There certainly is a groundswell of opinion that data can no longer be deleted. However, some companies have never thought it wise to hold on to everything and are not about to.
At a user group meeting in Southern California hosted by the Association of Storage Networking Professionals, storage administrators traded war stories about data deletion. Fortune 100 firms, huge retail chains and telecom giants, it turns out, still purge e-mail and workstations every 28 to 60 days, according to the admissions of those gathered.
Another admitted that “archiving” was largely foisted off on the end user. The existing policy was that when you reach a certain threshold, IT automatically burned a CD with archived data and e-mail and sent it to the end user. The storage manager said this worked wonders on controlling disk space, although more recently he had been hearing rumblings that the practice might cause audit trouble up the line.
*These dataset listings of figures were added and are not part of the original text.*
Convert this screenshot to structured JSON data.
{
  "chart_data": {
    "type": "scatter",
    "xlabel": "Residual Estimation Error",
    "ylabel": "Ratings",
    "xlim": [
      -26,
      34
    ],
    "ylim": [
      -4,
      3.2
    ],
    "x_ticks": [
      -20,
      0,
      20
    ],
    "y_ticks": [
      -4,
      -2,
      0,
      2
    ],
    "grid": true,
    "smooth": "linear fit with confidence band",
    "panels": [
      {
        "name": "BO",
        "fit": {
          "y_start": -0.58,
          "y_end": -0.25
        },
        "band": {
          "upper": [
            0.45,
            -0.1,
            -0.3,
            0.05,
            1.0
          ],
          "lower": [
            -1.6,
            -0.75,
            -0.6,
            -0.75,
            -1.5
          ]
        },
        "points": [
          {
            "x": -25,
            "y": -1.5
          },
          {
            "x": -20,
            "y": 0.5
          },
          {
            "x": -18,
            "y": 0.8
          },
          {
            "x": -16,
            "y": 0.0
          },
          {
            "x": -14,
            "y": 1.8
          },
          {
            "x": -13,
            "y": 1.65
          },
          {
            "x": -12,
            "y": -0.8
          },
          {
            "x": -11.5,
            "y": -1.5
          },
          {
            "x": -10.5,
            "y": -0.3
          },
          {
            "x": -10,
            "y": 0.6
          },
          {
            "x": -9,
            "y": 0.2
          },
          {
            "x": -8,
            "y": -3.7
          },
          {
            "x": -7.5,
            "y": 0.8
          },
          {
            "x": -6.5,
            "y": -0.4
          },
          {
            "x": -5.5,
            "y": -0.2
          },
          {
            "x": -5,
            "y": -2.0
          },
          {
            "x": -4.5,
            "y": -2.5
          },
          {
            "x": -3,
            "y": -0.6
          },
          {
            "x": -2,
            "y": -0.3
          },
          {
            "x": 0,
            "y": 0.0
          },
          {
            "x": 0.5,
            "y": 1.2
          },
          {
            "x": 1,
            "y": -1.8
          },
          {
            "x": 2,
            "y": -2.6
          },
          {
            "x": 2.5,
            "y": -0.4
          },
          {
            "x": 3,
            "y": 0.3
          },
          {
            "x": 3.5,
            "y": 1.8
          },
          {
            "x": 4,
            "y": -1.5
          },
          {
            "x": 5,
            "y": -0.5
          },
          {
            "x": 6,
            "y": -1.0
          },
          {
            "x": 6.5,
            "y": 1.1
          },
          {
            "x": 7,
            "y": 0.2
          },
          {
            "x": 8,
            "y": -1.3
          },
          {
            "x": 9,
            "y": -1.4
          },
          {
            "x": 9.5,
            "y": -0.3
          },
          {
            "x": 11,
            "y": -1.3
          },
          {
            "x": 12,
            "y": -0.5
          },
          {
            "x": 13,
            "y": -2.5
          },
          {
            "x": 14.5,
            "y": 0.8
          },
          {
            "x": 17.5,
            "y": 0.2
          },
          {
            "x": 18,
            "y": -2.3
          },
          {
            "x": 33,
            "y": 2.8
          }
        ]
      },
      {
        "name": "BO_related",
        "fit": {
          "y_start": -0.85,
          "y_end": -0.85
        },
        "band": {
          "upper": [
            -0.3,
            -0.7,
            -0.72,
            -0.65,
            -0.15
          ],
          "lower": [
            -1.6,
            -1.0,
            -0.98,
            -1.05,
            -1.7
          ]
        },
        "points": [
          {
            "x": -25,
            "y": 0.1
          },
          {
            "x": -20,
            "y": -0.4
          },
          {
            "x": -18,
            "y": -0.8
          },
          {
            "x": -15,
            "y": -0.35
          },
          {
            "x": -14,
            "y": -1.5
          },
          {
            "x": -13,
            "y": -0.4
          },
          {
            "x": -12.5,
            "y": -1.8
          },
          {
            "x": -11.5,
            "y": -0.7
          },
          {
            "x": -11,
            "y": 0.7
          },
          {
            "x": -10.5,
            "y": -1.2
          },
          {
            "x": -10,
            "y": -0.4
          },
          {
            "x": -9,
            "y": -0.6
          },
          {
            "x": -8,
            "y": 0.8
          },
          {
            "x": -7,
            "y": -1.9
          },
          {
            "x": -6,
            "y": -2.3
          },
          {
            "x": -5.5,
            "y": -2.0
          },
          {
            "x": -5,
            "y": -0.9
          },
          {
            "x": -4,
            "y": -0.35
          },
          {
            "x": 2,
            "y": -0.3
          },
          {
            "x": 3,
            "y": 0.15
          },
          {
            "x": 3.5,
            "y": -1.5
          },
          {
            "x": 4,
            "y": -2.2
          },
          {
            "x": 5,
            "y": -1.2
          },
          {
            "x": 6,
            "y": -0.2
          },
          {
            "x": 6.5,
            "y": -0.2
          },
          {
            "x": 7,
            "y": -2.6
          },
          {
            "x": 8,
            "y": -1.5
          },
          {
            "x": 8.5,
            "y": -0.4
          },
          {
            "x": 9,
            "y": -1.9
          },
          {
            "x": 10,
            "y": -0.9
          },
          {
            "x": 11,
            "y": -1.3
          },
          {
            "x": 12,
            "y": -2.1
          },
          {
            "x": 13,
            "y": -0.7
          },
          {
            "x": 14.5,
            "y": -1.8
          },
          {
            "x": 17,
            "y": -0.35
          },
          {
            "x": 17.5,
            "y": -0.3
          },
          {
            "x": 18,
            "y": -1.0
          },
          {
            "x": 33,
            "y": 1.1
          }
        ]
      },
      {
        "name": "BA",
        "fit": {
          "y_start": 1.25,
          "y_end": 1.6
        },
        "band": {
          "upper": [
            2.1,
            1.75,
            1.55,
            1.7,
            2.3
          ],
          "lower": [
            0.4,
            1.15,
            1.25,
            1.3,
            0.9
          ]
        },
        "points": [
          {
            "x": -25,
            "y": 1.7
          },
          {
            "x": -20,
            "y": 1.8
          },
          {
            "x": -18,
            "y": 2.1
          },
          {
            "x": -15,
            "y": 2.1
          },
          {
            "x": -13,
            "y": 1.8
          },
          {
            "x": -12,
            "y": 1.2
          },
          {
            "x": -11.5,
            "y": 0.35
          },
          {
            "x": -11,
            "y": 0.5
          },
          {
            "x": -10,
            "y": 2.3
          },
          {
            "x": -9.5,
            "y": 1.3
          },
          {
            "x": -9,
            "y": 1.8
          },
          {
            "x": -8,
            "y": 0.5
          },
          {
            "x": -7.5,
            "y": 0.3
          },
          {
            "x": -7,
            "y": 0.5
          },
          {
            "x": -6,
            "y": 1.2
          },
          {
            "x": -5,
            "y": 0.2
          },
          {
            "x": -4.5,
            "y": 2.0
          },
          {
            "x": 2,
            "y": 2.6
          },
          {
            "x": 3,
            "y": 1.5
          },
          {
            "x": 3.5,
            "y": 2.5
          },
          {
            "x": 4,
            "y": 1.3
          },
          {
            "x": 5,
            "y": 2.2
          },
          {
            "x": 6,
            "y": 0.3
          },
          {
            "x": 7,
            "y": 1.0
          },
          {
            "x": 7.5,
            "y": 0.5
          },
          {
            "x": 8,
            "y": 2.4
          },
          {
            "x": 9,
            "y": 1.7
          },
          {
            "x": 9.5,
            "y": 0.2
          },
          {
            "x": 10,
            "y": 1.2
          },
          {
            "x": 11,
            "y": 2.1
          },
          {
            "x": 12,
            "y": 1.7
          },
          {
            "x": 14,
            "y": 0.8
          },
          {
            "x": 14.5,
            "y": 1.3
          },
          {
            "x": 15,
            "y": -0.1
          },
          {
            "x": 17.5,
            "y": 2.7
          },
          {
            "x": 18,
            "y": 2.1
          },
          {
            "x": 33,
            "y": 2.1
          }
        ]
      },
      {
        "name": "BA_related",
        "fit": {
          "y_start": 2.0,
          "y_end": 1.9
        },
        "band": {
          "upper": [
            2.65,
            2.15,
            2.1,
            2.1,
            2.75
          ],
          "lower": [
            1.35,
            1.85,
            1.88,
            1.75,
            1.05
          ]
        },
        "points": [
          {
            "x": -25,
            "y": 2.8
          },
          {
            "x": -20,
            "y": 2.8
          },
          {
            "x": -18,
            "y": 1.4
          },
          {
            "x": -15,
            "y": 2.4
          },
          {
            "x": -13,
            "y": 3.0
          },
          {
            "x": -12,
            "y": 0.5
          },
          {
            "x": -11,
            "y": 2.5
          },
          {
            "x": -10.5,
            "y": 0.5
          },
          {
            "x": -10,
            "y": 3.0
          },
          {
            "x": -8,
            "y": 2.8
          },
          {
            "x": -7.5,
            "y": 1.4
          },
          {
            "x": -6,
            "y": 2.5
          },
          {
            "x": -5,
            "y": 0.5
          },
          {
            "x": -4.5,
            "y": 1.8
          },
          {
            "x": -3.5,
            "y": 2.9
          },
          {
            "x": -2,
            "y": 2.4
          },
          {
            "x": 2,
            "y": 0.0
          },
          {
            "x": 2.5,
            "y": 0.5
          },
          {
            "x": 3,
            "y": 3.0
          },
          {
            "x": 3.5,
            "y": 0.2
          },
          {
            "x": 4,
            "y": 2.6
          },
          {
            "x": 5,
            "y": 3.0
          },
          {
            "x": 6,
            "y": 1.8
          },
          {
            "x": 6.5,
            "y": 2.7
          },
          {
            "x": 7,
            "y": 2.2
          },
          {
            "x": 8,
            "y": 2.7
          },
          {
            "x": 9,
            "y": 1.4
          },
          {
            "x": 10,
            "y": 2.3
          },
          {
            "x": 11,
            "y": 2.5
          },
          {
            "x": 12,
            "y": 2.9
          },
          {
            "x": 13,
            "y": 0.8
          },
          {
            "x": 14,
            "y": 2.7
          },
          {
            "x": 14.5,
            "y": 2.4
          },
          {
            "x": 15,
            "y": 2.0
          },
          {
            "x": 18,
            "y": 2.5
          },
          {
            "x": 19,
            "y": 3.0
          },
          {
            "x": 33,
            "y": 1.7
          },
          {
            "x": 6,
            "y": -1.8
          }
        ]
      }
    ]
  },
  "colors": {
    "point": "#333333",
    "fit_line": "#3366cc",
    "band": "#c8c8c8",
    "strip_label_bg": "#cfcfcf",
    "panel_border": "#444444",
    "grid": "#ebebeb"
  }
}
Horison’s Moore tells another story of a large privately held insurance company in the Midwest that has a stated goal of getting rid of every bit of data it possibly can. The philosophy is to hold onto only the data that could possibly be needed. But the company takes a hard line so as to avoid the trap of retaining everything.
“There is a growing backlash against compliance,” says Moore. “While the big boys may be able to afford it, the majority can’t. To them, the risk of deleting it is far less than the price of complying.”
He likens today’s compliance push to the ISO fad of the nineties. Back then, companies rushed headlong into the arena to become ISO certified. They spent billions of dollars in documentation. Yet today, nobody mentions ISO.
“Companies need to reconnect with their delete keys,” says Moore. “Many organizations now believe that the time is right to repeal Sarbanes-Oxley.”
Or at least find a way to soften its demands on overburdened IT departments.